I had to make sure that I would never fool myself into thinking, it wasn’t that bad. It was.
My agency was started purely from something that I loved, design. From a young age, how things appeared, the way that they were crafted and presented always had a strong impact on me. I would watch for software updates that focus on user interface (UI) changes just to play and experience it. Many people complain when a user experience changes in software because they knew where everything was and had become accustomed to it, I craved it. I hoped that with every update would come a massive UI overhaul. I just couldn’t get enough of different experiences.

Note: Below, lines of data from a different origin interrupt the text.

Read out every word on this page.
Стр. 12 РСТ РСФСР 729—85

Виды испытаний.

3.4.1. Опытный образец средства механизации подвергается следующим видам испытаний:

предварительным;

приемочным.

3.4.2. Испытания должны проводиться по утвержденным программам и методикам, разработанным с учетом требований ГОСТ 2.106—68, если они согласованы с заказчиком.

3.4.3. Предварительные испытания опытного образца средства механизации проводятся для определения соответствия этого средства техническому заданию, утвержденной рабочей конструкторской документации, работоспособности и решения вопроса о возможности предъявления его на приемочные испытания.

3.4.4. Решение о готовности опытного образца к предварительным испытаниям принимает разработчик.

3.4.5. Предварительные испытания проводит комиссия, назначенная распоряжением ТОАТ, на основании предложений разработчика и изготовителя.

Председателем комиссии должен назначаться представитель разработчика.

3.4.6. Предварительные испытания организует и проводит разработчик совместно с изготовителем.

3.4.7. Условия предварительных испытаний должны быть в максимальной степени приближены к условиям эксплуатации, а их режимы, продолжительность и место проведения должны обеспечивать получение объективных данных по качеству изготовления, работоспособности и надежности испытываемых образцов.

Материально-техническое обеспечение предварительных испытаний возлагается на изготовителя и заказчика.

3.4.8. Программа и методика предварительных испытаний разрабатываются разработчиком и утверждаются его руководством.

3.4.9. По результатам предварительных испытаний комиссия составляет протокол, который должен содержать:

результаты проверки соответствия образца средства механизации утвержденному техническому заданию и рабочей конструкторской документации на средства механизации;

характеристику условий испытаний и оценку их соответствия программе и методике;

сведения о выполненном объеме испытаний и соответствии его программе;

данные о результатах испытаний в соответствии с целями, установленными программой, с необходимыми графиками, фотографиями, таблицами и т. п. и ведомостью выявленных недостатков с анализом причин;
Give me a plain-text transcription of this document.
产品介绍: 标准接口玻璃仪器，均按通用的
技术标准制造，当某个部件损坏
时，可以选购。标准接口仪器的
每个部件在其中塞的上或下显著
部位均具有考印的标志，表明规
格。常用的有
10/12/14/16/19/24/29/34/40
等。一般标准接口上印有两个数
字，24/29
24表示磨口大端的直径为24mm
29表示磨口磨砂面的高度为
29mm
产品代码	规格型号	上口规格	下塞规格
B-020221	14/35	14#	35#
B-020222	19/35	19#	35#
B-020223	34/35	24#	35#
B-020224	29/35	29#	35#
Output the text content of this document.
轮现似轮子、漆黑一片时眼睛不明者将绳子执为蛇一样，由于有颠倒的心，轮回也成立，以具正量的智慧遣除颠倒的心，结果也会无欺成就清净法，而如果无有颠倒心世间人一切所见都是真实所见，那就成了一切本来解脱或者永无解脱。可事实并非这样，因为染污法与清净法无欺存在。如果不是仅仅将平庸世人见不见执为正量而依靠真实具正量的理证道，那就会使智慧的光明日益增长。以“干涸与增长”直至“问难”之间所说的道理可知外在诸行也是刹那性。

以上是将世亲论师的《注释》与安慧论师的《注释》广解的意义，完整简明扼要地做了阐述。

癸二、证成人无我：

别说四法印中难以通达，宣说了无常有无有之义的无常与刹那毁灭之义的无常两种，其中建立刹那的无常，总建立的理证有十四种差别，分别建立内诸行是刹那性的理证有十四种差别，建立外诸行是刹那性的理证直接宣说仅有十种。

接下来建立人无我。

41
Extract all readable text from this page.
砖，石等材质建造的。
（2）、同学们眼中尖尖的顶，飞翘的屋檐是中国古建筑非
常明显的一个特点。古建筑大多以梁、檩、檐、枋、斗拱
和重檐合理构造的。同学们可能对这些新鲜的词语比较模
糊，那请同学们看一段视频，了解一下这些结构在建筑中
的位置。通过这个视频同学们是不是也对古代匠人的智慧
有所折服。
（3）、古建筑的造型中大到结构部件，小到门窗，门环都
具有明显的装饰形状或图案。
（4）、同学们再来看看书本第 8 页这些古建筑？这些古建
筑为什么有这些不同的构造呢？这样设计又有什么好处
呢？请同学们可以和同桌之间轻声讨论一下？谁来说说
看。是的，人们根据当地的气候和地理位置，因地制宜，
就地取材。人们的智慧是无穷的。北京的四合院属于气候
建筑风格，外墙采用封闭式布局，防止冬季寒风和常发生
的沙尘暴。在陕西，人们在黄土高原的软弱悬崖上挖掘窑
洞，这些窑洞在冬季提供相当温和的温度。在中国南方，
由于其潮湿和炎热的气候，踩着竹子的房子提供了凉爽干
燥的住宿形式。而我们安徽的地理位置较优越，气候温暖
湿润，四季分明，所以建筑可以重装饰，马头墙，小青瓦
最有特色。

I was born in the 80’s and grew up in the 90’s, the era of AOL, MSN and Yahoo. I was in Microsoft’s beta testing group and was flown out to Seattle in the early 2000’s to tour the campus to provide feedback on different communication platforms. I loved it. At 16 years old, I started a mobile car detailing business and I spent time creating logos, marketing materials, and a 15-page website where customers could book appointments online. This was 1999. I re-branded this small company three times out of the pure love for it. I would look to “out-design” national brands and find ways to improve the experience. Even though I had a small local reach. This wasn’t action focused on driving more sales, it’s something that was driven within me.
While most people complain when a user experience changes in software because they knew where everything was and had become accustomed to it, I craved it.
Through two other web design based companies during my college years, late nights were dedicated to designing and coding. Being a night owl helped me and I’ve never needed caffeine to fuel me. My caffeine is my passion for what I was doing. In 2009, I started my creative agency, LuccaAM. I was obsessed with punching above my weight in design and this fueled all the by-products of pursuing that. I over-designed for the budget of nearly every project (not a great business decision). Money didn’t drive me then and it doesn’t drive me now. For money and objects to not be my driving factor, I feel fortunate.
I never was a person that was working to get to retirement as quickly as possible or fill the present with distracting things. This is life, it’s being in the thick of it. It’s being challenged every day. It’s struggling and succeeding. It’s about living your passion every day.
As our agency has started to grow and we add team members, I’m starting to really see the importance of company values. I’m also personally aware that company values need to be real to the company and the people that make it run. When we hire, we look for one quality above all and that’s passion. You need to love what you do. When someone loves what they do, they are going to outperform a lot of other people. Plus, it creates an insanely inspiring work environment to be in when people truly love what they are doing. It’s the same as Einstein’s famous quote. I can’t write it because it has been overused so much that it hurts. It’s based on the idea that hard work outperforms talent alone and I wholeheartedly believe passion fuels the good kind of hustle.
Through everything, I see that values are in every company but not every company shares their true values with everyone. I suppose having the value of greed or deception wouldn’t have the same feel during that early morning team rally.
What is your experience with company values? How do you instill those values with every new hiring?